08.09.2010 musikfest berlin 10: Ensemble Modern und Beat Furrer
musikfest berlin 10: Ensemble Modern und Beat FurrerWerke von Strawinsky, Boulez und Furrer
"Vom Umgang mit Texten" handelte das Programm zwischen Strawinsky und Furrer. Eine einsame Elegie-Viola wurde leider etwas blässlich-spröde von Megumi Kasakawa behandelt, leitete aber unmittelbar in das Trauerstück auf Dylon Thomas über. Die Kanons sollen mit ihrer strikten Technik die Zeit bannen, den anrührenden Mittengesang von Jonathan Boyd, eine Anspielung auf Orpheus, bannen.

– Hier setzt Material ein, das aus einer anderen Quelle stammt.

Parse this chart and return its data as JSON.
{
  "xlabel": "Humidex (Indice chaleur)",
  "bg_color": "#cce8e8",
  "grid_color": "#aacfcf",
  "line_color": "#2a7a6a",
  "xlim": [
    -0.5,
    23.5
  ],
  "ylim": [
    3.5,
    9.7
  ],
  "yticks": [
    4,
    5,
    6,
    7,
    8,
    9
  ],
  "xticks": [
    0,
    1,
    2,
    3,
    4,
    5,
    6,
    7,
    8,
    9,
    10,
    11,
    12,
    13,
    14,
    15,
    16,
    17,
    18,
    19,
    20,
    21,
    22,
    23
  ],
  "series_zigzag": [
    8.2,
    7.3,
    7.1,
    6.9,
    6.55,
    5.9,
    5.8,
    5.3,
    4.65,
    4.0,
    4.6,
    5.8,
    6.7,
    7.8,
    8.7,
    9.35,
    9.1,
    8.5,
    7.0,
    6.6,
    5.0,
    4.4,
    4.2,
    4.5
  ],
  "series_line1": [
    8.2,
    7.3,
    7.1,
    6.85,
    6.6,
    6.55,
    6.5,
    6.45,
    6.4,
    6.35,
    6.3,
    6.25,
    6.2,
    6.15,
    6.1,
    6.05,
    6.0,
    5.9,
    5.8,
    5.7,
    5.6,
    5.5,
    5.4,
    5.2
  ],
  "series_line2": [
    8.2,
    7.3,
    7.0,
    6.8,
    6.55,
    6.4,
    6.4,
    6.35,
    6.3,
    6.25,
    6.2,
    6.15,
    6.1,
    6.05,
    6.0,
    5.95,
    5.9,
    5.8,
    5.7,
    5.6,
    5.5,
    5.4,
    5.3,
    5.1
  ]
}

Dass der Veranstalter so wenig zur Sprachebene von Cummings Gedicht zu sagen hatte, ist hoch bedauerlich. Haben wirklich alle Programmheftleser die Anspielungs-, Symbol- und Zeichenebenen des Gedichts aus dem Englischen entschlüsseln können?
Boulez greift diese Ebenen auf, verwandelt die Zweidimensionalität der Seite, in dem er das Weiße der Seite zu musikalischem Raum werden lässt. Noch immer eines der schönsten Stücke des Komponisten. Man kann spüren, wie sich die "Vögel" ihre eigene "Luft schaffen".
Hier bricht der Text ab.